Blast phase is defined as ≥ 20% blasts in the blood or bone marrow or the presence of extramedullary proliferations of blasts. In most of the cases the blasts are myeloid, but in 20-30% of cases they are lymphoblasts. These are predominantly B lymphoblasts, but T and NK blast populations have also been reported (WHO Classification of Tumours of Haematopoietic and Lymphoid Tissues, Revised 4th Edition, 2017).
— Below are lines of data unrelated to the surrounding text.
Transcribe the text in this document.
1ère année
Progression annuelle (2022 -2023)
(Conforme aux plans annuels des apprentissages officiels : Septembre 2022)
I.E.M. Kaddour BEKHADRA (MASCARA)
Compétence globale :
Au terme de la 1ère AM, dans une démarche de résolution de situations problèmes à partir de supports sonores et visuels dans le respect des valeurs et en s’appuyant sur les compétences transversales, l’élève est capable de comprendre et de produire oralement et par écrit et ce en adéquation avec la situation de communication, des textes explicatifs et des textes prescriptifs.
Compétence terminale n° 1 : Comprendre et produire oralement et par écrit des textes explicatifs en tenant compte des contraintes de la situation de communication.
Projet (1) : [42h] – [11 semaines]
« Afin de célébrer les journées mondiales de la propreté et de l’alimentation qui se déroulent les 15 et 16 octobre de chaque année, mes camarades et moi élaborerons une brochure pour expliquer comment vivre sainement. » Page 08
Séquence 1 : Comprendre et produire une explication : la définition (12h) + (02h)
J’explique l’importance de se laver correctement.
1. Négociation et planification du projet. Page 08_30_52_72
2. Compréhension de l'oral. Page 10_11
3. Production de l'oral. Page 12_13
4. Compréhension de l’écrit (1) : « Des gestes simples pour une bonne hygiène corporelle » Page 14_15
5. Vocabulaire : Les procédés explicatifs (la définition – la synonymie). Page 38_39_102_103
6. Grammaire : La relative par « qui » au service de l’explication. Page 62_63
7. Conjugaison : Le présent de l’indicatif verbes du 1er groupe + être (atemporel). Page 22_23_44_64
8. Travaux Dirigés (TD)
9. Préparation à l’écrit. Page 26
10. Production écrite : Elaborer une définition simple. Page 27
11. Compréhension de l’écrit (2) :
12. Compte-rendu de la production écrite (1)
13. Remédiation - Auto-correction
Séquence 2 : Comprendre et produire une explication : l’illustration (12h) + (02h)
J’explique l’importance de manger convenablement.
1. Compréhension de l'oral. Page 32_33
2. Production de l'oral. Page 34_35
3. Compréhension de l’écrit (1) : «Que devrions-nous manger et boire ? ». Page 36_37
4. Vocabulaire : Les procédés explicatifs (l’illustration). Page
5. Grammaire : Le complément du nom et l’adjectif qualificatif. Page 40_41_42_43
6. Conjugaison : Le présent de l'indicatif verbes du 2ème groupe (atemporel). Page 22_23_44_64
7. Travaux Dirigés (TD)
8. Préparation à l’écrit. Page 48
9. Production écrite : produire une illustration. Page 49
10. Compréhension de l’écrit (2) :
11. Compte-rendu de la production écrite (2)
In this case, it was also important to differentiate a lymphoid blast crisis arising from CML from B acute lymphoblastic leukemia/lymphoma (B-ALL), which also occurs in the pediatric population and can be associated with BCR-ABL1 fusion. However, the t(9;22)(q34.1;q11.2) BCR-ABL fusion is relatively rare in pediatric cases of B-ALL, accounting for only 2-4% of pediatric cases compared with 25% of adult B-ALL (WHO Classification of Tumours of Haematopoietic and Lymphoid Tissues, Revised 4th Edition, 2017). While there are increased immature myeloid elements in the peripheral blood, this may happen in the setting of any process in which the bone marrow is infiltrated. The presence of the BCR-ABL1 fusion in more differentiated myeloid elements favors CML as the underlying process. Mixed phenotype acute leukemia may also occur de novo or arising from CML. Here, however, there was not an increased myeloid blast population. B-ALL with BCR-ABL1, blast or accelerated phase CML and chronic phase CML all benefit from tyrosine kinase inhibitor therapy.
Test question answer:
B. Adult patients with CML are more likely to achieve remission with imatinib therapy. Whether children may respond better to second generation tyrosine kinase inhibitors is under investigation. Pediatric patients presenting with CML tend to have a higher white blood cell count and are more likely to present in accelerated or blast phase than their adult counterparts. Both populations often present with splenomegaly, but it may be more noticeable in children.